The arithmetic-geometric mean for symmetric positive definite matrices
Solution 1:
Nice question!
What follows below is not really an answer, but too long to fit as a comment. It would be helpful if you could write your Mathematica algorithm is traditional mathematical notation so it is easier to see what is going on.
First, I am sure you are aware of the standard definitions of matrix means. I recall them below for the benefit of others who consider your question.
The arithmetic mean is: $(A+B)/2$ as expected.

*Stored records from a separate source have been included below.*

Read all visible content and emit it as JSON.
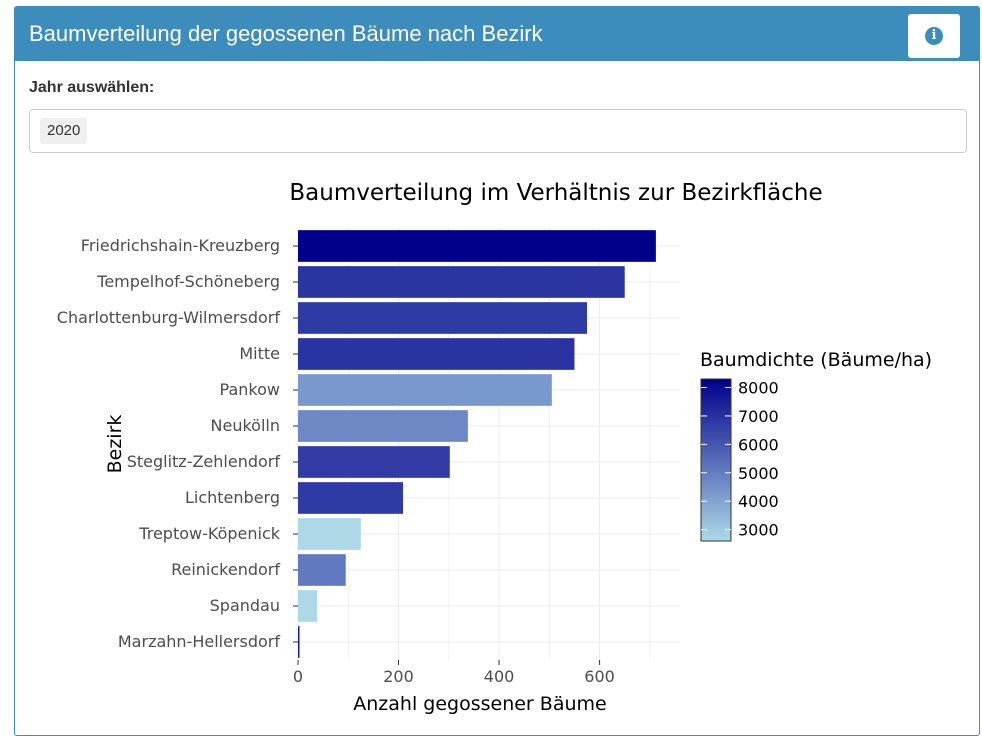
{
  "box": {
    "title": "Baumverteilung der gegossenen Bäume nach Bezirk",
    "info_icon": "info-circle-icon"
  },
  "year_select": {
    "label": "Jahr auswählen:",
    "selected": "2020"
  },
  "colors": {
    "header": "#3c8dbc",
    "scale_low": "#add8e6",
    "scale_high": "#00008b"
  },
  "chart_data": {
    "type": "bar",
    "orientation": "horizontal",
    "title": "Baumverteilung im Verhältnis zur Bezirkfläche",
    "xlabel": "Anzahl gegossener Bäume",
    "ylabel": "Bezirk",
    "xlim": [
      0,
      760
    ],
    "xticks": [
      0,
      200,
      400,
      600
    ],
    "grid": true,
    "categories": [
      "Friedrichshain-Kreuzberg",
      "Tempelhof-Schöneberg",
      "Charlottenburg-Wilmersdorf",
      "Mitte",
      "Pankow",
      "Neukölln",
      "Steglitz-Zehlendorf",
      "Lichtenberg",
      "Treptow-Köpenick",
      "Reinickendorf",
      "Spandau",
      "Marzahn-Hellersdorf"
    ],
    "values": [
      712,
      650,
      575,
      550,
      505,
      338,
      302,
      209,
      125,
      95,
      38,
      3
    ],
    "density": [
      8300,
      6900,
      6750,
      6950,
      4300,
      4700,
      6700,
      6750,
      2600,
      5100,
      2600,
      7500
    ],
    "legend": {
      "title": "Baumdichte (Bäume/ha)",
      "placement": "right",
      "ticks": [
        3000,
        4000,
        5000,
        6000,
        7000,
        8000
      ],
      "range": [
        2600,
        8300
      ]
    }
  }
}
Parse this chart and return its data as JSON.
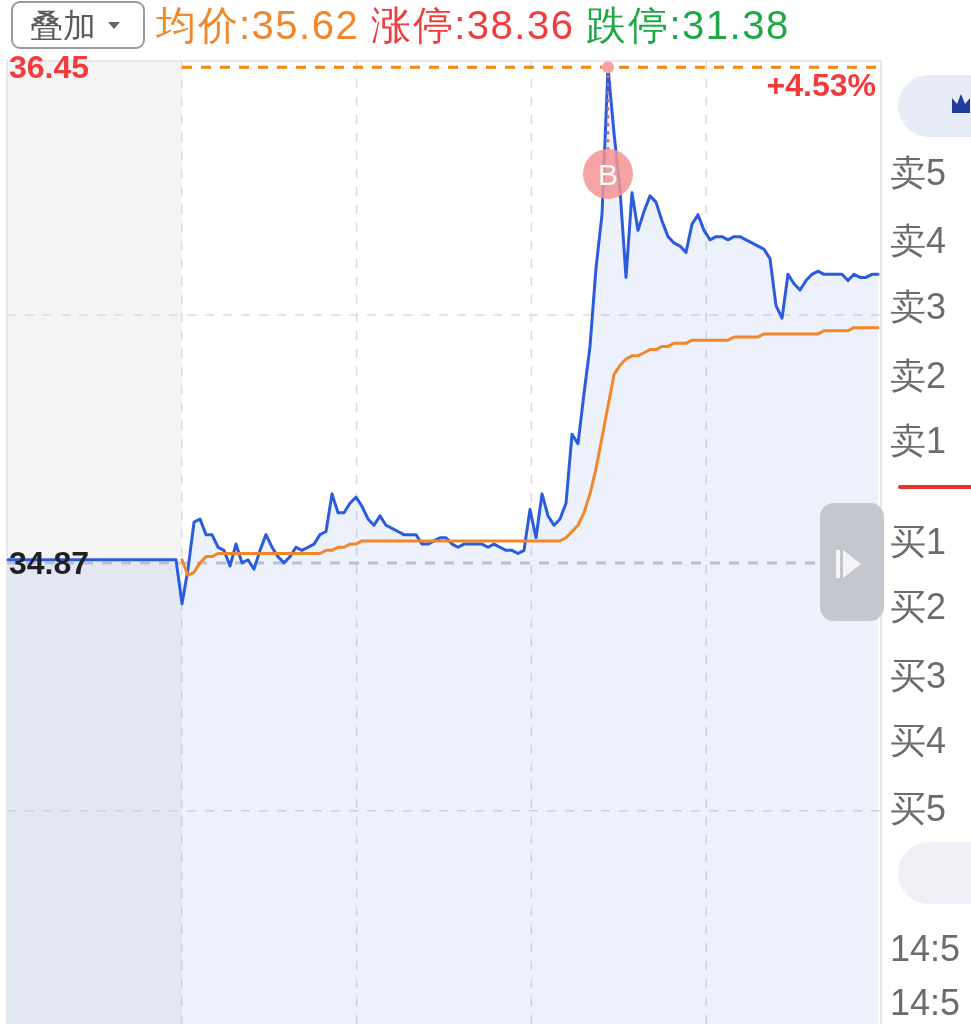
{
  "chart_data": [
    {
      "type": "area",
      "categories": [
        null,
        null,
        null,
        null,
        null,
        null,
        null,
        null,
        null,
        null,
        null,
        null,
        null,
        null,
        null,
        null,
        null,
        null,
        null,
        null,
        null,
        null,
        null,
        null,
        null,
        null,
        null,
        null,
        null,
        null,
        null,
        null,
        null,
        null,
        null,
        null,
        null,
        null,
        null,
        null,
        null,
        null,
        null,
        null,
        null,
        null,
        null,
        null,
        null,
        null,
        null,
        null,
        null,
        null,
        null,
        null,
        null,
        null,
        null,
        null,
        null,
        null,
        null,
        null,
        null,
        null,
        null,
        null,
        null,
        null,
        null,
        null,
        null,
        null,
        null,
        null,
        null,
        null,
        null,
        null,
        null,
        null,
        null,
        null,
        null,
        null,
        null,
        null,
        null,
        null,
        null,
        null,
        null,
        null,
        null,
        null,
        null,
        null,
        null,
        null,
        null,
        null,
        null,
        null,
        null,
        null,
        null,
        null,
        null,
        null,
        null,
        null,
        null,
        null,
        null,
        null,
        null,
        null,
        null,
        null,
        null,
        null,
        null,
        null,
        null,
        null,
        null,
        null,
        null,
        null,
        null,
        null,
        null,
        null,
        null,
        null,
        null,
        null,
        null,
        null,
        null,
        null,
        null,
        null,
        null,
        null
      ],
      "series": [
        {
          "type": "area",
          "color": "#2b5ce0",
          "values": [
            34.88,
            34.88,
            34.88,
            34.88,
            34.88,
            34.88,
            34.88,
            34.88,
            34.88,
            34.88,
            34.88,
            34.88,
            34.88,
            34.88,
            34.88,
            34.88,
            34.88,
            34.88,
            34.88,
            34.88,
            34.88,
            34.88,
            34.88,
            34.88,
            34.88,
            34.88,
            34.88,
            34.88,
            34.88,
            34.74,
            34.85,
            35.0,
            35.01,
            34.96,
            34.96,
            34.92,
            34.91,
            34.86,
            34.93,
            34.87,
            34.88,
            34.85,
            34.91,
            34.96,
            34.92,
            34.89,
            34.87,
            34.89,
            34.92,
            34.91,
            34.92,
            34.93,
            34.96,
            34.97,
            35.09,
            35.03,
            35.03,
            35.06,
            35.08,
            35.05,
            35.01,
            34.99,
            35.02,
            34.99,
            34.98,
            34.97,
            34.96,
            34.96,
            34.96,
            34.93,
            34.93,
            34.94,
            34.95,
            34.95,
            34.93,
            34.92,
            34.93,
            34.93,
            34.93,
            34.93,
            34.92,
            34.93,
            34.92,
            34.91,
            34.91,
            34.9,
            34.91,
            35.04,
            34.95,
            35.09,
            35.02,
            34.99,
            35.01,
            35.06,
            35.28,
            35.25,
            35.41,
            35.56,
            35.81,
            35.98,
            36.45,
            36.24,
            36.06,
            35.78,
            36.05,
            35.93,
            35.99,
            36.04,
            36.02,
            35.96,
            35.91,
            35.89,
            35.88,
            35.86,
            35.95,
            35.98,
            35.93,
            35.9,
            35.91,
            35.91,
            35.9,
            35.91,
            35.91,
            35.9,
            35.89,
            35.88,
            35.87,
            35.84,
            35.69,
            35.65,
            35.79,
            35.76,
            35.74,
            35.77,
            35.79,
            35.8,
            35.79,
            35.79,
            35.79,
            35.79,
            35.77,
            35.79,
            35.78,
            35.78,
            35.79,
            35.79
          ]
        },
        {
          "type": "line",
          "name": "均价:35.62",
          "color": "#f0872a",
          "values": [
            null,
            null,
            null,
            null,
            null,
            null,
            null,
            null,
            null,
            null,
            null,
            null,
            null,
            null,
            null,
            null,
            null,
            null,
            null,
            null,
            null,
            null,
            null,
            null,
            null,
            null,
            null,
            null,
            null,
            34.88,
            34.83,
            34.84,
            34.87,
            34.89,
            34.89,
            34.9,
            34.9,
            34.9,
            34.9,
            34.9,
            34.9,
            34.9,
            34.9,
            34.9,
            34.9,
            34.9,
            34.9,
            34.9,
            34.9,
            34.9,
            34.9,
            34.9,
            34.9,
            34.91,
            34.91,
            34.92,
            34.92,
            34.93,
            34.93,
            34.94,
            34.94,
            34.94,
            34.94,
            34.94,
            34.94,
            34.94,
            34.94,
            34.94,
            34.94,
            34.94,
            34.94,
            34.94,
            34.94,
            34.94,
            34.94,
            34.94,
            34.94,
            34.94,
            34.94,
            34.94,
            34.94,
            34.94,
            34.94,
            34.94,
            34.94,
            34.94,
            34.94,
            34.94,
            34.94,
            34.94,
            34.94,
            34.94,
            34.94,
            34.95,
            34.97,
            34.99,
            35.03,
            35.09,
            35.17,
            35.27,
            35.37,
            35.47,
            35.5,
            35.52,
            35.53,
            35.53,
            35.54,
            35.55,
            35.55,
            35.56,
            35.56,
            35.57,
            35.57,
            35.57,
            35.58,
            35.58,
            35.58,
            35.58,
            35.58,
            35.58,
            35.58,
            35.59,
            35.59,
            35.59,
            35.59,
            35.59,
            35.6,
            35.6,
            35.6,
            35.6,
            35.6,
            35.6,
            35.6,
            35.6,
            35.6,
            35.6,
            35.61,
            35.61,
            35.61,
            35.61,
            35.61,
            35.62,
            35.62,
            35.62,
            35.62,
            35.62
          ]
        },
        {
          "type": "scatter",
          "name": "B",
          "color": "#f59393",
          "values": [
            null,
            null,
            null,
            null,
            null,
            null,
            null,
            null,
            null,
            null,
            null,
            null,
            null,
            null,
            null,
            null,
            null,
            null,
            null,
            null,
            null,
            null,
            null,
            null,
            null,
            null,
            null,
            null,
            null,
            null,
            null,
            null,
            null,
            null,
            null,
            null,
            null,
            null,
            null,
            null,
            null,
            null,
            null,
            null,
            null,
            null,
            null,
            null,
            null,
            null,
            null,
            null,
            null,
            null,
            null,
            null,
            null,
            null,
            null,
            null,
            null,
            null,
            null,
            null,
            null,
            null,
            null,
            null,
            null,
            null,
            null,
            null,
            null,
            null,
            null,
            null,
            null,
            null,
            null,
            null,
            null,
            null,
            null,
            null,
            null,
            null,
            null,
            null,
            null,
            null,
            null,
            null,
            null,
            null,
            null,
            null,
            null,
            null,
            null,
            null,
            36.11,
            null,
            null,
            null,
            null,
            null,
            null,
            null,
            null,
            null,
            null,
            null,
            null,
            null,
            null,
            null,
            null,
            null,
            null,
            null,
            null,
            null,
            null,
            null,
            null,
            null,
            null,
            null,
            null,
            null,
            null,
            null,
            null,
            null,
            null,
            null,
            null,
            null,
            null,
            null,
            null,
            null,
            null,
            null,
            null,
            null
          ]
        }
      ],
      "ylim": [
        33.4,
        36.47
      ],
      "yticks": [
        36.45,
        {
          "value": 35.66,
          "label": null
        },
        34.87,
        {
          "value": 34.08,
          "label": null
        }
      ],
      "tick_labels": "y",
      "grid": true,
      "ref_lines": [
        {
          "axis": "y",
          "value": 36.45,
          "color": "#f5870f",
          "line_style": "dashed"
        },
        {
          "axis": "y",
          "value": 34.87,
          "color": "#c9c9cf",
          "line_style": "dashed"
        }
      ],
      "legend": "top left",
      "annotations": [
        "叠加",
        "涨停:38.36",
        "跌停:31.38",
        {
          "text": "+4.53%",
          "y": 36.45
        }
      ]
    },
    {
      "type": "other",
      "annotations": [
        "卖5",
        "卖4",
        "卖3",
        "卖2",
        "卖1",
        "买1",
        "买2",
        "买3",
        "买4",
        "买5",
        "14:5",
        "14:5"
      ]
    }
  ]
}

It satisfies several of the standard desirable properties of a mean of spd matrices (nonnegative, if $A \le B$, then $A \le AM(A,B) \le B$, etc)
The standard geometric mean is: $$GM(A,B) = A^{1/2}(A^{-1/2}BA^{-1/2})^{1/2}A^{1/2}$$ This particular choice of GM satisfies: $GM(A,B)=GM(B,A)$.
Now if you iterate the AGM, using the above two definitions of the means, then I think convergence, etc. can be proven---though you might have to resort to some kind of Fixed-point theorem. If I get time, I will think more about this.
Solution 2:
I'll use the characterisation of the geometric mean as given by Slowsolver. As I mentioned in a comment to his answer, the geometric mean $GM(A,B)$ is the geodesic midpoint corresponding to the Riemannian metric on the space of symmetric positive definite matrices with
$$ g(X,Y) = \mathop{tr}(A^{-1}XA^{-1}Y)~,\quad X,Y\in T_A(SPD) $$
where the tangent space $T_A(SPD)$ is the space of symmetric matrices. This interpretation has the following advantage: both the AM and GM are "translation invariant". Let $P$ be a non-singular matrix, then $AM(PAP^T,PBP^T) = P(AM(A,B))P^T$ trivially, and similarly for $GM$ using that $$g_A(X,Y) = g_{PAP^T}(PXP^T, PYP^T)$$ so that a geodesic $\gamma$ joining $A,B$ becomes a geodesic $P\gamma P^T$ joining $PAP^T$ and $PBP^T$. By first conjugating with $P = A^{-1/2}$, we can WLOG assume $A = I$. By then conjugating with a suitable orthogonal matrix $O$ to diagonalize $B$, we can WLOG assume $A = I$ and $B$ is diagonal.
The result on convergence now follows from the convergence of the AGM for the single, real variable case.
For your specific questions:
- The rate of convergence is the same as the scalar case, up to a constant factor depending on the initial values of $A,B$ (which determines $P$).
- In this definition $GM(A,B) = GM(B,A)$, so the question is moot.
- This is in some sense the natural generalisation of the scalar case. Notice that the scalar geometric mean corresponds to the geodesic midpoint for the multiplicative Lie group $(\mathbb{R}_+,\times)$ with the invariant metric. A first generalisation is to the abelian Lie group $\mathbb{R}^k_+$ with componentwise multiplication. (This corresponds to the diagonal case.) What we showed above is that the entire AGM sequence for arbitrary starting SPD matrices $A$ and $B$ is contained, up to conjugation by $P\cdot P^T$, in one such abelian case. Note that this is slightly less related to eigenvalues per se, since the transformation we use above does not preserve eigenvalues.
EDIT: It just occurred to me to do a literature search. In Lawson, J. D. & Lim, Y. "The geometric mean, matrices, metrics, and more". Amer. Math. Monthly, 2001, 108, 797-812, many properties of this geometric mean on SPD matrices are derived in Sections 2 and 3. In particular, the crucial property (as slowsolver remarks below) of being able to set $A = I$ and $B$ diagonal, is the content of Lemma 3.1 of that paper. That is followed by the harmonic-geometric-arithmetic-mean inequality for SPD matrices. By starting with that and playing with monotonicity properties, you presumably also get another proof of the convergence result.